The Canucks could also use some more defensive depth. Matt Finn, who was selected by the Leafs in the second round of this year's draft, is one defenseman that Burke could consider parting with in a trade for Luongo.

Toronto has a lot of defensive depth, but players such as Morgan Rielly and Jake Gardiner are probably untouchable because of their potential to become legitimate No. 1 defensemen.

The Leafs can also offer the Canucks a number of expiring contracts that Vancouver can acquire to shed payroll in attempt to create as much salary cap space as possible for what promises to be a fantastic free-agent class next summer.

Burke has the pieces to get a deal done without having to give up anyone from his core of promising young players, including Rielly, Gardiner and Phil Kessel.
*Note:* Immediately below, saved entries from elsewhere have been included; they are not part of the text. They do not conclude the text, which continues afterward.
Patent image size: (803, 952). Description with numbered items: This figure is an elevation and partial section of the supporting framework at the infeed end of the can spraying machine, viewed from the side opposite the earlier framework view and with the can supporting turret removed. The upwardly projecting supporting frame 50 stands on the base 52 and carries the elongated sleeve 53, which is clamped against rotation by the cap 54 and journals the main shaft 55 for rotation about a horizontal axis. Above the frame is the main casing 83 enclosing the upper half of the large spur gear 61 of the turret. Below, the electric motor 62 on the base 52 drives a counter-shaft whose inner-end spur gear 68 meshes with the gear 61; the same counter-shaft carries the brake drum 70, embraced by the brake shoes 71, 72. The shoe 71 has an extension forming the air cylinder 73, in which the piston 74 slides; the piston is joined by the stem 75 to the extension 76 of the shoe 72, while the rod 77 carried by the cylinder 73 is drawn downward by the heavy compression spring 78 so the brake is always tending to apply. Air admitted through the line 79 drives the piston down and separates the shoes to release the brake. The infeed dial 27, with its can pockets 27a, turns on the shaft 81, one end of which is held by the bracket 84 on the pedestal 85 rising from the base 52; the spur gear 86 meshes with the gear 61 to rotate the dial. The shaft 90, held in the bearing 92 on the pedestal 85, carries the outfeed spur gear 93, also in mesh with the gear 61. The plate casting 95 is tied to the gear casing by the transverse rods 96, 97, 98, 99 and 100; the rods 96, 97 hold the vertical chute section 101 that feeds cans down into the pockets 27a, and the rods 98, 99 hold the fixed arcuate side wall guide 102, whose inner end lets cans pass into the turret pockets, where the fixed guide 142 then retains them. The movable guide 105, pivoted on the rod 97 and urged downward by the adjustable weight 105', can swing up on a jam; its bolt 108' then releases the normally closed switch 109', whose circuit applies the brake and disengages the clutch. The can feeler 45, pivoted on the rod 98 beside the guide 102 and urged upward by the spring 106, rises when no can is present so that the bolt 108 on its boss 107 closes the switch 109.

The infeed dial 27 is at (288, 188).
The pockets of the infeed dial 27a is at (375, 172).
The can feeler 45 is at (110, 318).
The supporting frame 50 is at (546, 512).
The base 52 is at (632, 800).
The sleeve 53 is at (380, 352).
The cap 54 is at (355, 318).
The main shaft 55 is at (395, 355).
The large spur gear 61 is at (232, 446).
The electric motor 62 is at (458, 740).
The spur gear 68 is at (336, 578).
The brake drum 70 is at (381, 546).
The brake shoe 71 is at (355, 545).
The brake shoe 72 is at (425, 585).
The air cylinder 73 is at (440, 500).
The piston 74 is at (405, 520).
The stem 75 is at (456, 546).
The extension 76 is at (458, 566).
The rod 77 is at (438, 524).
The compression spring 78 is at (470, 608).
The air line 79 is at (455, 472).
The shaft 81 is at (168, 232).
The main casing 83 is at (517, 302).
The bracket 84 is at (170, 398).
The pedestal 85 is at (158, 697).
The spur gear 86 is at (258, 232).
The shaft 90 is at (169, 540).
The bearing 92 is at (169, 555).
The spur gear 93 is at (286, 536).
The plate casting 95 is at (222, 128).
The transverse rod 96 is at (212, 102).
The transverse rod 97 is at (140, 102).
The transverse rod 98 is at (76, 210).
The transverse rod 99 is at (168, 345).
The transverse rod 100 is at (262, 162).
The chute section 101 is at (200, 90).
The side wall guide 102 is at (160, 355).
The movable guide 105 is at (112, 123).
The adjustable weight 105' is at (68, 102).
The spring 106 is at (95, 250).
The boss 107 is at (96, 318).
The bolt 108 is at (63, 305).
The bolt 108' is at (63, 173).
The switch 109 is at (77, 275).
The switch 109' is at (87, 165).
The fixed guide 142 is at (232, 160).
To get Luongo, Burke will probably have to offer a first-round pick from the 2013 NHL draft and one or two of the players from the following list:

  • Nazem Kadri
  • Tyler Bozak
  • James Reimer
  • Joe Colborne
  • Clarke MacArthur
  • Matt Finn
  • Nikolai Kulemin
  • James van Riemsdyk
  • Tim Connolly

Giving up a first-round pick from a deep draft wouldn't be ideal, but the Leafs already have a number of first-round picks in their organization who are on their way to becoming NHL regulars.

There is one problem from the league's most recent CBA offer to the NHLPA that the Leafs could potentially run into if they pursue Luongo, as TSN's Bob McKenzie explains.

One of most interesting aspects of NHL proposal is aimed at punishing clubs more than players, with regard to existing back-diving deals.

— Bob McKenzie (@TSNBobMcKenzie) October 17, 2012

Any existing deal in excess of 5 yrs would carry cap hit in every year of contract, even if player were to retire with year(s) left.

— Bob McKenzie (@TSNBobMcKenzie) October 17, 2012

In other words, the benefit clubs thought they were getting by reducing AAV with back-diving deals/bogus end yrs would be reduced/negated.

— Bob McKenzie (@TSNBobMcKenzie) October 17, 2012

Sorry I lied. Important note on back-diving contracts (BDC). If player traded, then later in deal retires, original club on hook for cap hit

— Bob McKenzie (@TSNBobMcKenzie) October 17, 2012

If these rules become part of the next CBA, the Canucks are going to want more in return for Luongo. However, even then, Burke and the Leafs have the assets to make a deal.